We don’t get to decide prices, nor salaries, nor the fact that you can’t denounce shortfalls in the government, and now we can’t even discuss it according to “laws” recently announced in the official press.

Yes, it’s definitely questionable whether the US maintains a law which turns the “imperial enemy” into the North Star encouraging the dreams of many desperate people. However, what can be said of a government who allows its citizens, like it did back in ‘94, to throw themselves into the sea in the same primitive conditions of uncertainty which makes such an attempt nothing but suicide.

It’s well known that during the Mariel boatlift in 1980, it was ordered that boats sent to collect family members were instead filled with strangers, including ex-prisoners and schizophrenics. These boats were put in danger because of this and there are testimonies from those who were part of the Mariel boatlift who tell us how they saw a whole crew sink, not only because the boats were overcrowded but because the Cuban government gave the order to depart once weather conditions started to go bad.

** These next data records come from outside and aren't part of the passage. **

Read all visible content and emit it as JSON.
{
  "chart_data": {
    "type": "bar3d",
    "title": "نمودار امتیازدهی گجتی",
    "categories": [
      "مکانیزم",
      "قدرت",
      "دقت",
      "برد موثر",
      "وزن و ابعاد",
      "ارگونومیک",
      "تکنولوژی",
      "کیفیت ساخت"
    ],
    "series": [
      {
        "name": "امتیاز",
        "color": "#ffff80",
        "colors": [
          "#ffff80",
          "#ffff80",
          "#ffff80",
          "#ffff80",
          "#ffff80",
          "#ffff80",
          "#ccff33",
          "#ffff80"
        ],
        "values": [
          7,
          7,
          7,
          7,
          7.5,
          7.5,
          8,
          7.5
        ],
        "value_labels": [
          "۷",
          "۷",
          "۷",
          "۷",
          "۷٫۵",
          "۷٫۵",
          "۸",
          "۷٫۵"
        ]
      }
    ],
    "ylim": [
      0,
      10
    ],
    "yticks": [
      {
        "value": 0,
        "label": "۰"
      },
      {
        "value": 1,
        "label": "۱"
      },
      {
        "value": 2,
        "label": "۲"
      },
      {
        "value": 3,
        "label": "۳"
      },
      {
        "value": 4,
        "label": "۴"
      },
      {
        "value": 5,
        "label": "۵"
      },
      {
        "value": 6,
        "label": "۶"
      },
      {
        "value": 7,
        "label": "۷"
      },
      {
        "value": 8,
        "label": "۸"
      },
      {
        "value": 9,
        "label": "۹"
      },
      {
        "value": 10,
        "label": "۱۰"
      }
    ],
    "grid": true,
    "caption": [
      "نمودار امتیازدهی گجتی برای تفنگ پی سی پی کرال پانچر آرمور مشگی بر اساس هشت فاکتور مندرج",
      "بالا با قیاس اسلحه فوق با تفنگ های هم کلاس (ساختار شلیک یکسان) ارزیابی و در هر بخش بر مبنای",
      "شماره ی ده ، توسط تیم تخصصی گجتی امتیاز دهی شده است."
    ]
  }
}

But what does that matter; the facts don’t matter when we can be distracted with finger pointing and the villification of those writing. And the worst thing is, even those who are supposedly concerned about the island’s future get involved in this neverending fistfight (including the eternal socialism-capitalism dichotomy), while our fellow citizens continue to die at sea. Statistics are not published and maybe not even archived. The only ones to suffer this pain and loss are Cuban families.